*L’11 maggio 2022, un cecchino israeliano ha sparato alla testa della giornalista palestinese Shireen Abu Aqleh mentre raccontava un raid militare israeliano nel campo profughi di Jenin (parte dei Territori palestinesi occupati). I cecchini hanno continuato a sparare contro i giornalisti e le giornaliste che erano con lei, impedendo loro di aiutarla. La giornalista è stata dichiarata morta al suo arrivo all’ospedale Ibn Sina.

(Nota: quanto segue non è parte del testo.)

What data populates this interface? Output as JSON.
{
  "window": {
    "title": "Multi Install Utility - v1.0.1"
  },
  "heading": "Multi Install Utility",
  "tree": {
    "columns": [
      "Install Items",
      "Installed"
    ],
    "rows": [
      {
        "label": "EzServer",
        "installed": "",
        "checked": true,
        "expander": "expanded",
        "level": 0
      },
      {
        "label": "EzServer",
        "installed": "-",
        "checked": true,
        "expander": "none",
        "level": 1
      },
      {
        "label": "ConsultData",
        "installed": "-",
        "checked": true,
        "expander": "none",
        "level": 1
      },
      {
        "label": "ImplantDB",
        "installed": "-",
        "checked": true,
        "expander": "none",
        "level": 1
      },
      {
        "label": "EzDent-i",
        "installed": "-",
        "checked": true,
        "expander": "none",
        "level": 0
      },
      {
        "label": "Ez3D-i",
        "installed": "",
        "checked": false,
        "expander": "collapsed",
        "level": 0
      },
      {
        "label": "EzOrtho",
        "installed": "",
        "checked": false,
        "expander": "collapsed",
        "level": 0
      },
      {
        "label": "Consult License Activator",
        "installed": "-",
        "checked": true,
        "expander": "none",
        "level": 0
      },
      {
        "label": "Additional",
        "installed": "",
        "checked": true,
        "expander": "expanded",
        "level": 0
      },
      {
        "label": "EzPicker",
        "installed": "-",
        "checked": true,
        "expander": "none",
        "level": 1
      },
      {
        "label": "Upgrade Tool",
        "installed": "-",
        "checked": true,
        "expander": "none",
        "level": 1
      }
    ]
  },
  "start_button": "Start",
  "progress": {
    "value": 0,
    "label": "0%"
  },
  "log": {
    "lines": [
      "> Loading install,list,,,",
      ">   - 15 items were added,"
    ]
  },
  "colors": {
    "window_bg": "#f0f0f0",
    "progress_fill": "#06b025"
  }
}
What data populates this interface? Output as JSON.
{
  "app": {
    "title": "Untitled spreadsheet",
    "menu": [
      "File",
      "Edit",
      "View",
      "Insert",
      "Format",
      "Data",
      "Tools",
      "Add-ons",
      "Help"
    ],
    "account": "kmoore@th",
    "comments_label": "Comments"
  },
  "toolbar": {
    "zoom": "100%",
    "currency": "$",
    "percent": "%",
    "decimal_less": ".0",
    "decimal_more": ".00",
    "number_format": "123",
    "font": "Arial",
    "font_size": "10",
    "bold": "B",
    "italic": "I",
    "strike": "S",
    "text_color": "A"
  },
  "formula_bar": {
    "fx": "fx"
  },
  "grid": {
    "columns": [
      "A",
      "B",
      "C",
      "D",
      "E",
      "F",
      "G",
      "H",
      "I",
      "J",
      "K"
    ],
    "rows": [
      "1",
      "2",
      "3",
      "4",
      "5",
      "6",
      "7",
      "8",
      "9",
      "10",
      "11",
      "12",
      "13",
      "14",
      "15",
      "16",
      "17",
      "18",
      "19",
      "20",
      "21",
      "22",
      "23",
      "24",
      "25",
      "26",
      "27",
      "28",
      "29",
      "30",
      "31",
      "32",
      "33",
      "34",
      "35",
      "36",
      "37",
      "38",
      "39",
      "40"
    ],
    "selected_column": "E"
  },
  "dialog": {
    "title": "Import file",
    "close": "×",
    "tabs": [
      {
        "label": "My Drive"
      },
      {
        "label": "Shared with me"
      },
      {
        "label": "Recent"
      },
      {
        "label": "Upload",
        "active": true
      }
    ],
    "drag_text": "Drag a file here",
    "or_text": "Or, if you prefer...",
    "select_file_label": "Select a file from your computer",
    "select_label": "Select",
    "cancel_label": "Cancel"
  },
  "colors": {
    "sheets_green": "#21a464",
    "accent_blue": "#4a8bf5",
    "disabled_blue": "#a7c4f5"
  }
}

Dopo la morte di Abu Aqleh, l’esercito israeliano ha fatto irruzione nella sua casa a Gerusalemme Est occupata, dove ha confiscato bandiere palestinesi e tentato di impedire alle persone in lutto di ascoltare canzoni palestinesi. Al suo funerale il 13 maggio, le forze di polizia israeliane hanno attaccato il grande numero di familiari e solidali – compresi coloro che portavano la bara – e hanno strappato loro le bandiere palestinesi. L’omicidio di Abu Aqleh, una giornalista molto rispettata che lavorava per Al Jazeera dal 1997, e la violenza delle forze israeliane al suo funerale hanno reso sempre più evidente la configurazione dell’occupazione israeliana della Palestina come stato di apartheid. Il leader palestinese Hanan Ashrawi ha twittato che l’attacco a bandiere, manifesti e slogan palestinesi espone “l’insicurezza dell’oppressore”. L’assalto a queste icone culturali, ha continuato Ashwari, mostra quanto gli israeliani abbiano “paura dei nostri simboli, paura del nostro dolore e della nostra rabbia, paura della nostra esistenza”.
Il raid che Abu Aqleh stava raccontando quando è stata uccisa è avvenuto a Jenin, che ospita l’importante Freedom Theatre. Il 4 aprile 2011, Juliano Mer-Khamis, uno dei fondatori del teatro, è stato ucciso a colpi d’arma da fuoco non lontano da dove Abu Aqleh è stata uccisa. “Israele sta distruggendo il sistema neurologico della società [palestinese]”, ha detto Mer-Khamis, questo sistema neurologico “è cultura, identità, comunicazione…Dobbiamo rialzarci in piedi”, ha detto. “Ora viviamo in ginocchio”.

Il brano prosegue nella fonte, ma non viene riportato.